8 hours of continuous REM sleep? As far as we know from scientific data, no, this is not possible.
Essentially, your sleep cycle is categorized in non-rapid eye movement sleep and rapid eye movement sleep. Non-rapid eye movement sleep is subdivided into 3 stages.
Stage 1 is transition between drowsiness and light sleep, where stage 2 is actual sleep. Stage 3 is deep sleep (also called delta sleep).
Two important aspects of REM sleep is that your REM periods will increase in duration as the night progresses, and the interval between your REM periods will decrease; thus you will experience increasingly longer REM periods over shorter intervals of time. In average you will have around 5 REM periods during your sleep, and the longest ones will have a duration of around 40 to 60 minutes. So not even close to that of 8 hours.
Usually a sleeping cycle progress from stage 1 to stage 3, then it goes back to stage to. After around 70-90 minutes of going to sleep, you will experience your first REM period, which in the beginning will be short, roughly around 10 minutes.

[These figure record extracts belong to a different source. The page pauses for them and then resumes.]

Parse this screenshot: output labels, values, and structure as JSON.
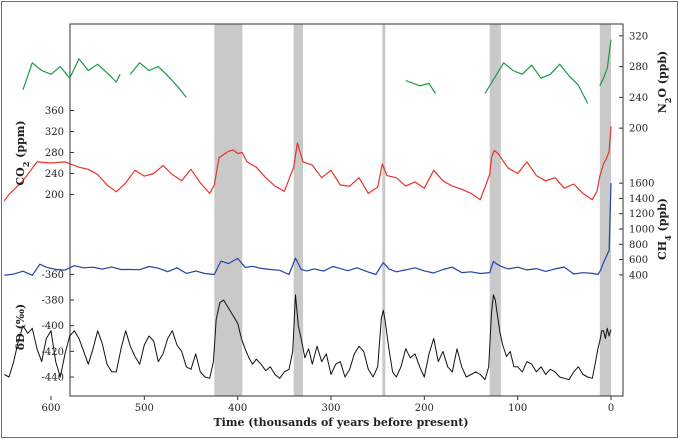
{
  "chart_data": {
    "type": "line",
    "xlabel": "Time (thousands of years before present)",
    "x_ticks": [
      "600",
      "500",
      "400",
      "300",
      "200",
      "100",
      "0"
    ],
    "xlim": [
      650,
      -5
    ],
    "interglacial_bands_kyr": [
      [
        425,
        395
      ],
      [
        340,
        330
      ],
      [
        245,
        242
      ],
      [
        130,
        118
      ],
      [
        12,
        0
      ]
    ],
    "colors": {
      "n2o": "#1a9a46",
      "co2": "#e8322c",
      "ch4": "#2244a6",
      "dd": "#111111",
      "band": "#c9c9c9"
    },
    "series": [
      {
        "key": "n2o",
        "axis_side": "right",
        "axis_label": "N2O (ppb)",
        "ticks": [
          "200",
          "240",
          "280",
          "320"
        ],
        "ylim": [
          195,
          325
        ],
        "segments": [
          {
            "x": [
              630,
              620,
              610,
              600,
              590,
              580,
              570,
              560,
              550,
              540,
              530,
              526
            ],
            "y": [
              250,
              285,
              275,
              270,
              280,
              265,
              290,
              275,
              283,
              272,
              260,
              270
            ]
          },
          {
            "x": [
              515,
              505,
              495,
              485,
              475,
              465,
              455
            ],
            "y": [
              270,
              285,
              275,
              280,
              268,
              255,
              240
            ]
          },
          {
            "x": [
              220,
              205,
              195,
              188
            ],
            "y": [
              262,
              255,
              258,
              245
            ]
          },
          {
            "x": [
              135,
              125,
              115,
              105,
              95,
              85,
              75,
              65,
              55,
              45,
              35,
              25
            ],
            "y": [
              245,
              265,
              285,
              275,
              270,
              282,
              265,
              270,
              283,
              268,
              256,
              232
            ]
          },
          {
            "x": [
              12,
              8,
              4,
              0
            ],
            "y": [
              255,
              265,
              278,
              315
            ]
          }
        ]
      },
      {
        "key": "co2",
        "axis_side": "left",
        "axis_label": "CO2 (ppm)",
        "ticks": [
          "200",
          "240",
          "280",
          "320",
          "360"
        ],
        "ylim": [
          178,
          380
        ],
        "segments": [
          {
            "x": [
              650,
              645,
              630,
              615,
              600,
              585,
              570,
              560,
              550,
              540,
              530,
              520,
              510,
              500,
              490,
              480,
              470,
              460,
              450,
              440,
              430,
              425,
              420,
              410,
              405,
              400,
              395,
              390,
              380,
              370,
              360,
              350,
              340,
              336,
              330,
              320,
              310,
              300,
              290,
              280,
              270,
              260,
              250,
              245,
              240,
              230,
              220,
              210,
              200,
              190,
              180,
              170,
              160,
              150,
              140,
              130,
              128,
              125,
              120,
              115,
              110,
              100,
              90,
              80,
              70,
              60,
              50,
              40,
              30,
              20,
              15,
              12,
              8,
              5,
              2,
              0
            ],
            "y": [
              188,
              200,
              226,
              262,
              260,
              262,
              252,
              248,
              238,
              218,
              205,
              222,
              246,
              235,
              240,
              255,
              238,
              226,
              248,
              222,
              202,
              218,
              270,
              282,
              285,
              278,
              280,
              262,
              252,
              232,
              216,
              206,
              252,
              298,
              262,
              256,
              232,
              246,
              218,
              216,
              232,
              202,
              214,
              258,
              236,
              232,
              216,
              224,
              212,
              246,
              226,
              216,
              210,
              202,
              190,
              238,
              270,
              284,
              276,
              262,
              250,
              240,
              262,
              236,
              226,
              232,
              212,
              220,
              202,
              190,
              206,
              235,
              258,
              268,
              282,
              330
            ]
          }
        ]
      },
      {
        "key": "ch4",
        "axis_side": "right",
        "axis_label": "CH4 (ppb)",
        "ticks": [
          "400",
          "600",
          "800",
          "1000",
          "1200",
          "1400",
          "1600"
        ],
        "ylim": [
          320,
          1680
        ],
        "segments": [
          {
            "x": [
              650,
              640,
              630,
              620,
              612,
              605,
              595,
              585,
              575,
              565,
              555,
              545,
              535,
              525,
              515,
              505,
              495,
              485,
              475,
              465,
              455,
              445,
              435,
              425,
              418,
              410,
              400,
              392,
              384,
              375,
              365,
              355,
              345,
              338,
              332,
              326,
              318,
              308,
              298,
              290,
              282,
              272,
              262,
              252,
              244,
              238,
              230,
              220,
              210,
              200,
              190,
              180,
              170,
              160,
              150,
              140,
              130,
              126,
              122,
              116,
              110,
              100,
              90,
              80,
              70,
              60,
              50,
              40,
              30,
              20,
              14,
              11,
              8,
              5,
              2,
              0
            ],
            "y": [
              395,
              410,
              448,
              395,
              540,
              500,
              470,
              462,
              520,
              492,
              500,
              475,
              502,
              470,
              470,
              468,
              510,
              488,
              442,
              492,
              420,
              450,
              418,
              405,
              580,
              548,
              615,
              498,
              512,
              485,
              470,
              460,
              405,
              620,
              472,
              452,
              478,
              450,
              510,
              482,
              455,
              492,
              445,
              405,
              560,
              478,
              440,
              465,
              492,
              452,
              425,
              470,
              500,
              430,
              440,
              418,
              430,
              575,
              540,
              502,
              478,
              500,
              465,
              482,
              445,
              478,
              502,
              412,
              428,
              420,
              405,
              462,
              560,
              640,
              720,
              1600
            ]
          }
        ]
      },
      {
        "key": "dd",
        "axis_side": "left",
        "axis_label": "δD (‰)",
        "ticks": [
          "-360",
          "-380",
          "-400",
          "-420",
          "-440"
        ],
        "ylim": [
          -447,
          -355
        ],
        "segments": [
          {
            "x": [
              650,
              645,
              640,
              635,
              630,
              625,
              620,
              615,
              610,
              605,
              600,
              595,
              590,
              585,
              580,
              575,
              570,
              565,
              560,
              555,
              550,
              545,
              540,
              535,
              530,
              525,
              520,
              515,
              510,
              505,
              500,
              495,
              490,
              485,
              480,
              475,
              470,
              465,
              460,
              455,
              450,
              445,
              440,
              435,
              430,
              426,
              423,
              419,
              415,
              410,
              405,
              400,
              396,
              392,
              388,
              384,
              380,
              375,
              370,
              365,
              360,
              355,
              350,
              345,
              341,
              338,
              335,
              332,
              328,
              324,
              320,
              315,
              310,
              305,
              300,
              295,
              290,
              285,
              280,
              275,
              270,
              265,
              260,
              255,
              250,
              246,
              244,
              242,
              238,
              234,
              230,
              225,
              220,
              215,
              210,
              205,
              200,
              195,
              190,
              185,
              180,
              175,
              170,
              165,
              160,
              155,
              150,
              145,
              140,
              135,
              131,
              128,
              126,
              124,
              122,
              119,
              116,
              112,
              108,
              104,
              100,
              95,
              90,
              85,
              80,
              75,
              70,
              65,
              60,
              55,
              50,
              45,
              40,
              35,
              30,
              25,
              20,
              17,
              14,
              12,
              10,
              8,
              6,
              4,
              2,
              0
            ],
            "y": [
              -438,
              -440,
              -428,
              -412,
              -400,
              -406,
              -402,
              -418,
              -428,
              -410,
              -404,
              -428,
              -440,
              -422,
              -408,
              -404,
              -410,
              -420,
              -430,
              -418,
              -404,
              -414,
              -430,
              -436,
              -436,
              -418,
              -404,
              -416,
              -424,
              -430,
              -415,
              -408,
              -412,
              -428,
              -422,
              -410,
              -404,
              -415,
              -420,
              -432,
              -434,
              -422,
              -436,
              -440,
              -441,
              -428,
              -395,
              -382,
              -380,
              -386,
              -392,
              -398,
              -410,
              -418,
              -425,
              -430,
              -426,
              -430,
              -435,
              -432,
              -438,
              -441,
              -436,
              -434,
              -420,
              -376,
              -400,
              -410,
              -425,
              -418,
              -430,
              -416,
              -428,
              -422,
              -438,
              -430,
              -428,
              -440,
              -434,
              -422,
              -416,
              -420,
              -434,
              -440,
              -432,
              -394,
              -388,
              -396,
              -418,
              -436,
              -440,
              -432,
              -418,
              -425,
              -422,
              -432,
              -440,
              -422,
              -410,
              -428,
              -420,
              -432,
              -436,
              -418,
              -432,
              -440,
              -438,
              -436,
              -438,
              -442,
              -432,
              -390,
              -376,
              -380,
              -390,
              -405,
              -415,
              -424,
              -420,
              -432,
              -432,
              -436,
              -428,
              -430,
              -436,
              -432,
              -438,
              -434,
              -436,
              -440,
              -441,
              -442,
              -436,
              -432,
              -438,
              -440,
              -441,
              -430,
              -418,
              -412,
              -404,
              -404,
              -410,
              -402,
              -408,
              -403
            ]
          }
        ]
      }
    ]
  }
}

After it ends, you might slip back up into stage 2 of non-rapid eye movement sleep, go back into delta, then come back up for your next REM period, and so on throughout the night.
Yeah I know there's a wiki but I've understood everything except that REM thing which seems to be a gap that has to be filled in order for me to be able to understand some other things.. And I can't find what REM sleep is anywhere (or maybe I have seen it before and I missed it lol)..
There is not much you need to know about REM sleep of technical terms to understand the basic outline of it (I surely don't ). REM sleep is simply a dream stage which is characterized by your eyes moving very rapidly. Another thing is that most dreams, and most vivid dreams people report, have taken place in REM sleep, that is to say, REM sleep is more or less the stage in which we dream.
Another thing about REM sleep is that your body gets paralyzed in order to prevent you from acting out your dreams. Sometimes sleep paralysis doesn't turn off right when you awake, and this is where you can get those scary experiences of being unable to move while seeing or hearing odd things around you.
If you have a pet you can actually also observe REM sleep. When my dog sleeps in my room at night, there will be times where I can see him twitching a lot, small movements of his legs and so on. His eyes will also be moving around a lot. Additionally you can also hear him barking a bit and so forth. Actually he's doing it as I write this 
You can read more about it here:
Rapid eye movement sleep - Wikipedia, the free encyclopedia
Since WILD basically takes a person from a waking state to a state of dreaming, is it possible to spend the entire time sleeping on a lucid dream?
Well you have to remember that when you WILD, you are simply aware of the entire process from going to sleep to entering a dream. If you had not WILD'ED while going to sleep, you would have fallen into sleep in exactly the same manner, no difference there. Only difference is that you made yourself aware of the process. When the REM period which you entered (through WILD or not) ends, your dream, like others already mentioned, will simply stop.